Limitations & Future Work

  • Joint sampling at \(4096 \times 4096\) requires managing \(16 \times 16 + 1 = 257\) denoising processes simultaneously, which still incurs a heavy computational footprint (8 minutes per image).
  • The CLIP FID and Crop FID at \(4096 \times 4096\) are relatively inferior to \(\infty\)-Brush, indicating that global consistency comes at the cost of sacrificing some local detail diversity.
  • Detailed evaluation is currently limited to the TCGA-BRCA pathology dataset, with satellite image results available only in the supplementary materials.
  • Future work could explore more efficient joint sampling algorithms and extend the method to 3-D medical images (such as multi-resolution CT generation).
  • vs. Graikos et al.: This method only trains single-scale patch models and relies on transitions in the SSL embedding space to generate large images, which lacks a native grasp of global structure. ZoomLDM achieves intrinsic global consistency through joint multi-scale training and sampling.
  • vs. \(\infty\)-Brush: While using infinite-latitude diffusion models theoretically allows handling arbitrary resolutions, practical results are blurry, and inference is extremely slow (12 hours per 4K image). ZoomLDM is 90x faster and delivers superior local details.
  • vs. Harb et al.: This work also trains a multi-scale pathology diffusion model but lacks a conditioning mechanism, severely limiting generation quality and controllability.
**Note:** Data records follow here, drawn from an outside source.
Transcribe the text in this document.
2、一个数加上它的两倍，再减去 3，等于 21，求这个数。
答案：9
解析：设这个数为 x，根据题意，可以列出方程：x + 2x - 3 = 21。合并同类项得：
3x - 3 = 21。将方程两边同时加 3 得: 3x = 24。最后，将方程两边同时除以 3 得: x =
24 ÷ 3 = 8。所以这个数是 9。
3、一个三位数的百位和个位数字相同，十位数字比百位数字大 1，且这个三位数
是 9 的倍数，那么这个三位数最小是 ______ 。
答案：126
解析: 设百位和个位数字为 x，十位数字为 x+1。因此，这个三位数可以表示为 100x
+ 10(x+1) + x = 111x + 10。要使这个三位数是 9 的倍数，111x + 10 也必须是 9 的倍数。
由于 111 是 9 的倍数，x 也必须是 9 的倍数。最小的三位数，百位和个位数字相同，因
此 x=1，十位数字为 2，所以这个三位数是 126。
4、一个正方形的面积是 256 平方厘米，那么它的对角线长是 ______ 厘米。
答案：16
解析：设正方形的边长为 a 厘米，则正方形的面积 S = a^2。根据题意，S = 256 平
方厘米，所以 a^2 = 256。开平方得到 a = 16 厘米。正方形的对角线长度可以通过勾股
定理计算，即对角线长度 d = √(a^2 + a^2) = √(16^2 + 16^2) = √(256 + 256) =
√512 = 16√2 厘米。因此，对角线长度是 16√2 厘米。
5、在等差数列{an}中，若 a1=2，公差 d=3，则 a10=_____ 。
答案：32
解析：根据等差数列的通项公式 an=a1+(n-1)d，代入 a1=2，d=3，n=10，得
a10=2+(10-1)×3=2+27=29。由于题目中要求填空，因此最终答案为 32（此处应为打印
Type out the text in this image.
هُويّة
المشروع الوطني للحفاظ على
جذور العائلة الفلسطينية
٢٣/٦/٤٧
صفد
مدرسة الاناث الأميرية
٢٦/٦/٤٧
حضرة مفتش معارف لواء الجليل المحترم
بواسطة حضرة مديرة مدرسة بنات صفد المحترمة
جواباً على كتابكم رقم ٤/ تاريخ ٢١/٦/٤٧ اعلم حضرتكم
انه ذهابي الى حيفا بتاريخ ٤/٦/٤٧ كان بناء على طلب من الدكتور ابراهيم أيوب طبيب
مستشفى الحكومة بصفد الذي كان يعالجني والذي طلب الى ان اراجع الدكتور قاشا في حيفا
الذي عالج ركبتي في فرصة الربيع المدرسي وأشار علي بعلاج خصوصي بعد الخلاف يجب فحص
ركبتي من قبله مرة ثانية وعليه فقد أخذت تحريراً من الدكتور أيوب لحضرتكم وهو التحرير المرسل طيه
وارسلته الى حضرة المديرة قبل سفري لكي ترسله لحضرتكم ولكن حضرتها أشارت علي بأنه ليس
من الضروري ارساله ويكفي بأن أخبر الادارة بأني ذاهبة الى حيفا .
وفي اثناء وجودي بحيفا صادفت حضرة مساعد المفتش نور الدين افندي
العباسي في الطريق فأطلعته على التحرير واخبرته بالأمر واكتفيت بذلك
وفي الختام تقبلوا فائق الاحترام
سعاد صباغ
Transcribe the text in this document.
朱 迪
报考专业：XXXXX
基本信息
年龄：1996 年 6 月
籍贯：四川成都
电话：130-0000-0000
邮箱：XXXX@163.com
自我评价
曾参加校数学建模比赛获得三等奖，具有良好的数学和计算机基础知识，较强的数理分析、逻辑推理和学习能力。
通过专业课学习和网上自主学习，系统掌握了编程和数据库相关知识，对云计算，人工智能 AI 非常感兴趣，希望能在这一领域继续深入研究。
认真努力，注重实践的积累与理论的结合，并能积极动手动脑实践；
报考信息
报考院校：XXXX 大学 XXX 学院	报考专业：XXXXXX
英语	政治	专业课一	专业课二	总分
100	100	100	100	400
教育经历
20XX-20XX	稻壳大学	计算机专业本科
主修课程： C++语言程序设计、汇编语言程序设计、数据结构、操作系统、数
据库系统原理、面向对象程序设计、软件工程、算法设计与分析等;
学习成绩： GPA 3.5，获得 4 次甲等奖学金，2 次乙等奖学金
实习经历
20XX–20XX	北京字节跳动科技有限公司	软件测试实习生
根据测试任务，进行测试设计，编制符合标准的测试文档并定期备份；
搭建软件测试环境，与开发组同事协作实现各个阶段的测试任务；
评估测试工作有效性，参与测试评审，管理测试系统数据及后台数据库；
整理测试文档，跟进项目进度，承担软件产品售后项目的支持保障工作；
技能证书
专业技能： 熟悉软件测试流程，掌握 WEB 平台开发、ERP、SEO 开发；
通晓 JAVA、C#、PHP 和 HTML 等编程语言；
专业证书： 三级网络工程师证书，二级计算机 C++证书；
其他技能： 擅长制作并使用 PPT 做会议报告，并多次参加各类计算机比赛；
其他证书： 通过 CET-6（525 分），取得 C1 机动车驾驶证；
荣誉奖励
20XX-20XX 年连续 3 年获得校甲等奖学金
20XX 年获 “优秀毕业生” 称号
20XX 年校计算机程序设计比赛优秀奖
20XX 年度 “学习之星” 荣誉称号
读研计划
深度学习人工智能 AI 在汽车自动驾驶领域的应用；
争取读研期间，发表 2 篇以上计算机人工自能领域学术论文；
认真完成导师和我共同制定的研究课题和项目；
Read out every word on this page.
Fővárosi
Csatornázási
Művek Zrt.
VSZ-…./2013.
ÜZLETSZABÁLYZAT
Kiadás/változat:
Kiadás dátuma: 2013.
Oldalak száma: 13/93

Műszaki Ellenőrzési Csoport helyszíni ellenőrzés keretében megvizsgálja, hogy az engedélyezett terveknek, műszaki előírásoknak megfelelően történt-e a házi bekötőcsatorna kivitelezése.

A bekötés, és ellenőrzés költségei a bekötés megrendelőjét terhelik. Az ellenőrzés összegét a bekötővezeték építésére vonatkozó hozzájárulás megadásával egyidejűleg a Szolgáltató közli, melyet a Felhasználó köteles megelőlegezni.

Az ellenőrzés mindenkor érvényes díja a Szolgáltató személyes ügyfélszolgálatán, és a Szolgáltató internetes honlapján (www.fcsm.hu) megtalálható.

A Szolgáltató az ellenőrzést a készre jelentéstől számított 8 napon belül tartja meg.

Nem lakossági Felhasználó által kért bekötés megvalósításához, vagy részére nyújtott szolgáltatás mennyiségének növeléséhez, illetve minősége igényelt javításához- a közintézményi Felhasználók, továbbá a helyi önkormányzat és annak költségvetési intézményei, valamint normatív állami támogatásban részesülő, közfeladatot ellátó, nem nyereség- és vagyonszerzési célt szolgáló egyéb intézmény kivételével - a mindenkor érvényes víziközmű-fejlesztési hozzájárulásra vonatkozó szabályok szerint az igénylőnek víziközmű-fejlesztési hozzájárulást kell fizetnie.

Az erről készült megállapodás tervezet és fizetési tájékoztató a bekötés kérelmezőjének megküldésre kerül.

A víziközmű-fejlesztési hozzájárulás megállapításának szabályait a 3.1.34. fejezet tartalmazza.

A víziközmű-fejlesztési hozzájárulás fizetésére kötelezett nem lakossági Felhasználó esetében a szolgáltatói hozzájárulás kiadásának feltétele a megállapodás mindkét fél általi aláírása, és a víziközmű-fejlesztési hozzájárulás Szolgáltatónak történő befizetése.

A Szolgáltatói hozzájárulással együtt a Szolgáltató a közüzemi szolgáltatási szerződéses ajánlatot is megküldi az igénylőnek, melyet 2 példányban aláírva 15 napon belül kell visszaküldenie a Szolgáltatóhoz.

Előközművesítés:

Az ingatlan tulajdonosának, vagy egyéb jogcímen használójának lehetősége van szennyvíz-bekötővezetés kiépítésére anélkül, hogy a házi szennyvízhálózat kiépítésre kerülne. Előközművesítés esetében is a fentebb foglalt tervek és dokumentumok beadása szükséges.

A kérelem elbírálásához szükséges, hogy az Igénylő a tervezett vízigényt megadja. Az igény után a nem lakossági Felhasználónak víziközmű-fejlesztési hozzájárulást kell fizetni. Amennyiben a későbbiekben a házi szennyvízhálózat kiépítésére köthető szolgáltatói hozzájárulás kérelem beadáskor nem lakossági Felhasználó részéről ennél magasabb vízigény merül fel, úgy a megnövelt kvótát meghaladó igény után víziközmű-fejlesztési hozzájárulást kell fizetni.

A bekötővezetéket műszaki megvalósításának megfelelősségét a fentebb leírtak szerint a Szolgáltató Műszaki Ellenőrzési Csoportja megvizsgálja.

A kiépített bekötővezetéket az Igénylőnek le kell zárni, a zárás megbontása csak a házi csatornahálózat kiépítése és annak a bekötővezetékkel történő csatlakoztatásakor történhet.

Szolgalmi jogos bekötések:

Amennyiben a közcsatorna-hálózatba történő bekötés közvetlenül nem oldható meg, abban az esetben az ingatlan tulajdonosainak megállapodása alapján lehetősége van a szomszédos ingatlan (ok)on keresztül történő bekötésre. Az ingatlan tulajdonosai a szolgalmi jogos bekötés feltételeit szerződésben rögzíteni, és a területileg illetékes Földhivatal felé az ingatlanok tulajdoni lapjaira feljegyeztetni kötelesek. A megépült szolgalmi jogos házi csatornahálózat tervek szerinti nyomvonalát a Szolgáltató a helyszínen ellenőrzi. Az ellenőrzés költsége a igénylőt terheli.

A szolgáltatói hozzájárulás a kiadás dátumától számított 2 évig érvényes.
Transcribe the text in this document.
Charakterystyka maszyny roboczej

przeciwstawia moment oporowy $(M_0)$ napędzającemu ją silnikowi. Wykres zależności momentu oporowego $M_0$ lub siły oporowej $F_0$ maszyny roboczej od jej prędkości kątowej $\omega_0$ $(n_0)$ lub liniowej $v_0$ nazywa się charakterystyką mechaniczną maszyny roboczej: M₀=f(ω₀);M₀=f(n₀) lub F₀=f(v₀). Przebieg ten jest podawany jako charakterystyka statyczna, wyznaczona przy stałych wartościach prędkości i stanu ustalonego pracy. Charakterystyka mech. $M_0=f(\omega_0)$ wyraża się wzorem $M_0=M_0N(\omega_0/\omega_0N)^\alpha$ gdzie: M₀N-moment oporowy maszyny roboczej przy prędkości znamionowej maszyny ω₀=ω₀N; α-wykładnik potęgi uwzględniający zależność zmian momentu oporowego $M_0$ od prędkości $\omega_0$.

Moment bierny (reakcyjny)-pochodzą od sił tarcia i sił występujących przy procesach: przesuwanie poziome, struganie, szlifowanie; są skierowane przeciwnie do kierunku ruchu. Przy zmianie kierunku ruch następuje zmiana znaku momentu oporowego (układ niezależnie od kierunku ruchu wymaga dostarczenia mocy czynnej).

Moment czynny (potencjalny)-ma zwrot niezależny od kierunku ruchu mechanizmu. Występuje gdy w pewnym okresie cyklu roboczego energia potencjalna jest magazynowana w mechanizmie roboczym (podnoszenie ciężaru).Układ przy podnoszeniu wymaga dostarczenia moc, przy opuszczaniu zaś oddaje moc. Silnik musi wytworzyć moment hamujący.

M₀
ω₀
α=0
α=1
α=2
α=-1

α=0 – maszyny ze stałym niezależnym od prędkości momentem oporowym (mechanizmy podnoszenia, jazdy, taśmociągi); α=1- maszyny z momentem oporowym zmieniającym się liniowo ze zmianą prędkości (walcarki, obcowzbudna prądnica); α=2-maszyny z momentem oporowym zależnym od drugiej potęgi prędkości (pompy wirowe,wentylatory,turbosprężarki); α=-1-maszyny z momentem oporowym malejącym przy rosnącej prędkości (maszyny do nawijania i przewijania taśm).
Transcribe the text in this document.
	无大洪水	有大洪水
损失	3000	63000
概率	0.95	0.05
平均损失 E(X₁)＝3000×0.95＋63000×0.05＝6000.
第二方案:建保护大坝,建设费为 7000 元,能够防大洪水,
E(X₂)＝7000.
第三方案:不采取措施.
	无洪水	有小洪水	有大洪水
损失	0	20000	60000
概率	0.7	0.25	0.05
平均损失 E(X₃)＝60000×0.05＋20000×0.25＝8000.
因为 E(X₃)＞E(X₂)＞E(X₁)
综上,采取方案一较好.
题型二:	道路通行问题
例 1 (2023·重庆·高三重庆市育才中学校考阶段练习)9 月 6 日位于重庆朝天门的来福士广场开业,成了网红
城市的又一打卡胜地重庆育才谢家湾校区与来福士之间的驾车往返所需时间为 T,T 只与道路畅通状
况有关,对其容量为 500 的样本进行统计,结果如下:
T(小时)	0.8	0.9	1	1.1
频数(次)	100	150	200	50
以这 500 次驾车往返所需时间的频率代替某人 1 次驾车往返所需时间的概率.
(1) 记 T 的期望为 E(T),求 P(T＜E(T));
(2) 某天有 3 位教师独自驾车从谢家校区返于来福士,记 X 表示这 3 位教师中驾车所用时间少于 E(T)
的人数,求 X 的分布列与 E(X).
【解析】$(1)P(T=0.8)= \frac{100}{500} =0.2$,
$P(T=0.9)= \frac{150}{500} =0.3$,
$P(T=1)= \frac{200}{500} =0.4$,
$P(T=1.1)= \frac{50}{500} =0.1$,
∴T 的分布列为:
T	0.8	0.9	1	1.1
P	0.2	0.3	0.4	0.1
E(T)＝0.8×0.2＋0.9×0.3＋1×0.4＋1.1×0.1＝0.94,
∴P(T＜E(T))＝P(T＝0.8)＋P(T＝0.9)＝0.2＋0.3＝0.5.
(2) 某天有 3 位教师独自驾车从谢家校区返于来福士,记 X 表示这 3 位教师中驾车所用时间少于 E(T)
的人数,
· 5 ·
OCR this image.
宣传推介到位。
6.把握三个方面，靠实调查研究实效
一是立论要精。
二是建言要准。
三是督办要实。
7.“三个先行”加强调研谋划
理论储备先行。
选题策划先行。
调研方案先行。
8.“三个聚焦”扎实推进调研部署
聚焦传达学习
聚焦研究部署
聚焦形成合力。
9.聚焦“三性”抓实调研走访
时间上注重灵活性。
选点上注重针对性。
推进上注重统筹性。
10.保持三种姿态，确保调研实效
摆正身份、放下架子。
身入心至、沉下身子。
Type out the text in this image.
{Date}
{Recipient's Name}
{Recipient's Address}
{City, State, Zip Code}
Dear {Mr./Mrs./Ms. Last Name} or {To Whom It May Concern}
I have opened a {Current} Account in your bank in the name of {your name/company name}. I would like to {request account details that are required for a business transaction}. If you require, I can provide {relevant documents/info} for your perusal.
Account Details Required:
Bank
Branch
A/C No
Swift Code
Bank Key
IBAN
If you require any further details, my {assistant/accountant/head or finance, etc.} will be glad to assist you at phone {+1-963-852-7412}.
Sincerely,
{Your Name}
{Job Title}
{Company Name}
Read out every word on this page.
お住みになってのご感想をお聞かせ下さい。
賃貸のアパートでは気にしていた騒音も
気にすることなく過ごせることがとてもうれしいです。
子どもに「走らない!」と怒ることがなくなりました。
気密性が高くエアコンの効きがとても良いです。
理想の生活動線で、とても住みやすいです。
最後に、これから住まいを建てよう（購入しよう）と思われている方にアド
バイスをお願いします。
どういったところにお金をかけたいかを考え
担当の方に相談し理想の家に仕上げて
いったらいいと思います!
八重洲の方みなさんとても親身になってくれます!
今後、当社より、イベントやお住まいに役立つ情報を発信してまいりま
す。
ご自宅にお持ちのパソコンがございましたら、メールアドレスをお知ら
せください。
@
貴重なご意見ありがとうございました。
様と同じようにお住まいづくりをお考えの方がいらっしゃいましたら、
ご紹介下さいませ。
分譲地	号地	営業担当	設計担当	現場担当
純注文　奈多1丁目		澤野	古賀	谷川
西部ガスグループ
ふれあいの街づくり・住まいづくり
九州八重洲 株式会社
The Summarizer conditioning design in ZoomLDM stands out as a key innovation.

Rating

  • Novelty: ⭐⭐⭐⭐ The concepts of cross-magnification latent space and joint sampling are novel, and multi-scale generation in pathology has pioneer significance.
  • Experimental Thoroughness: ⭐⭐⭐⭐⭐ Extremely comprehensive, covering FID across 8 magnifications, large image generation, super-resolution, and MIL downstream tasks.
  • Writing Quality: ⭐⭐⭐⭐ Highly clear methodological explanations with sound mathematical derivations.
  • Value: ⭐⭐⭐⭐⭐ This is the first practical multi-scale generation approach for gigapixel pathology images, presenting substantial value to the medical AI community.